The editors respond that they realize the author did not like the New Deal but that she still had not answered their query adequately as to whether she thought Pearl Harbor was an FDR trick.

Marquis Childs discusses the President's recommendation to Congress earlier in the week that all males between 18 and 21 out of high school undergo a year of compulsory military training, with stress on how such a program would impact training in science, so essential for keeping pace with the war-making ability of the world.

Mr. Childs thinks it a faulty argument that mandatory training would undermine democracy as Sweden had tried the program for many years with an increase of democracy. Its 600,000 trained reserves may have prevented the Nazis from attacking the country at two critical points during the war.

Moreover, as the President had indicated, the country would not have the luxury of time to prepare in the next war as it had in World War II, afforded by the fighting resolve of both Britain and the Soviet Union.

Continuation of American strength was essential to a stable world and the demobilization at the speed it was occurring was dangerous and ill-advised.

But the question arose as to what constituted strength in the new age of the atom bomb and guided missile. After the last war, the generals professed to know, but Germany's new technological advances had swept away the Maginot Line constructed in response by the French.

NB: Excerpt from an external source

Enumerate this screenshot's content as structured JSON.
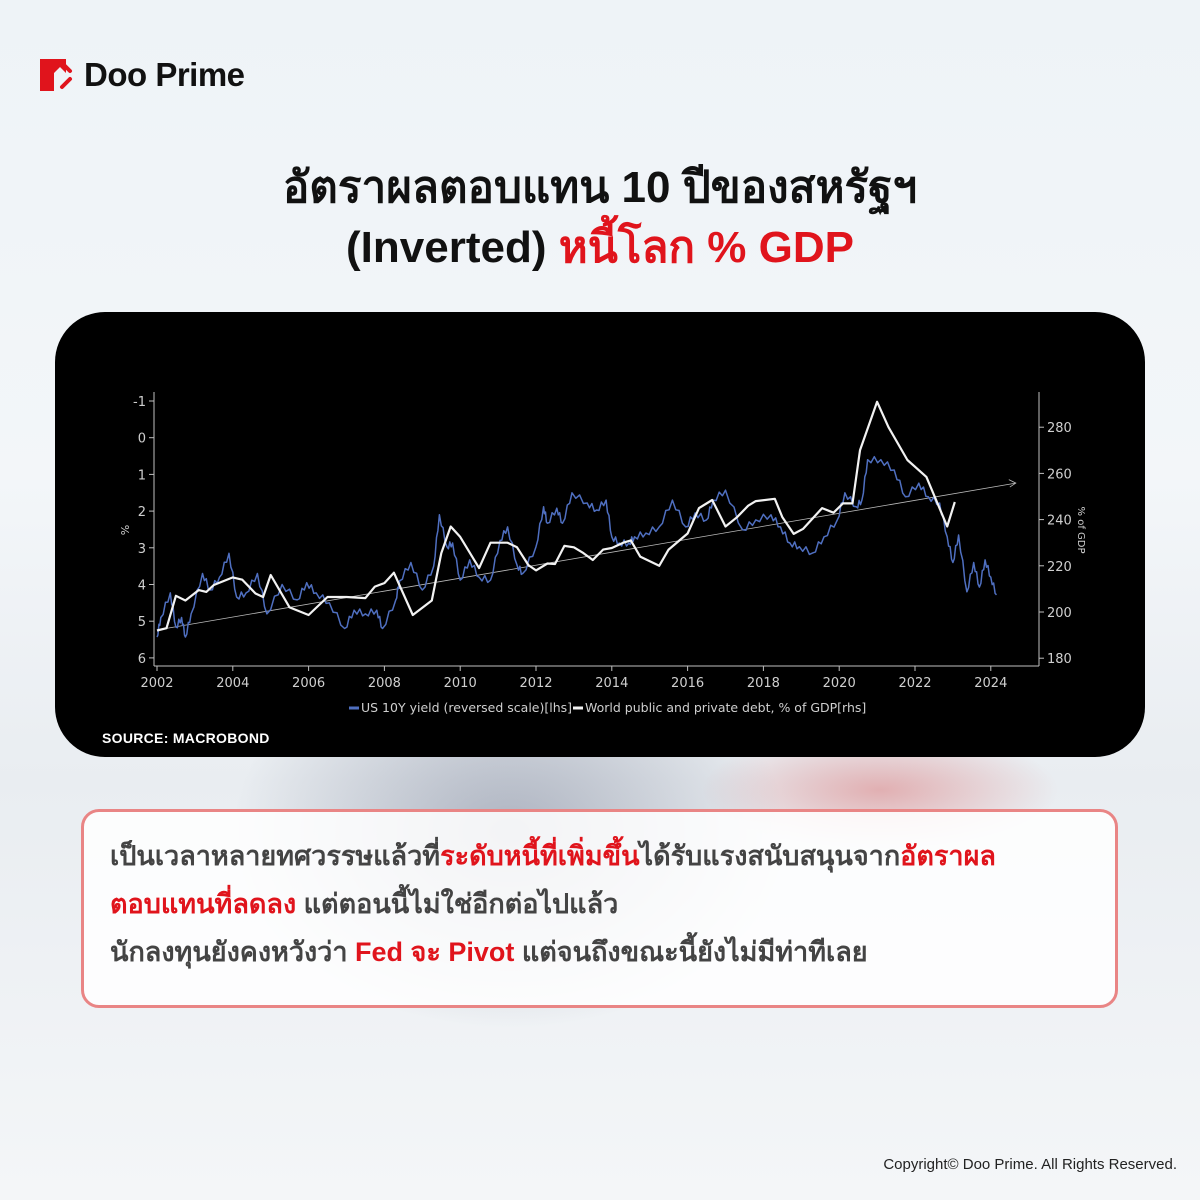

The most disturbing aspect of the President's speech was its tacit acceptance of the next war and that the way to peace lay in the "better days to come", which appeared not on the horizon anytime soon. It appeared that he had adopted the conviction of those generals who believed that another war in the not too distant future was an inevitability.

Mr. Childs wonders where the President was who had spoken of a world state with vision and foresight at San Francisco on June 26. That message appeared to have gone by the wayside. There was no longer an assertion of world leadership and it appeared that Washington was drifting.

"Perhaps universal training is the answer to the military security of a great democracy. But as phrased in the Truman message, it seems a dusty answer that yields so little to the needs of this hour."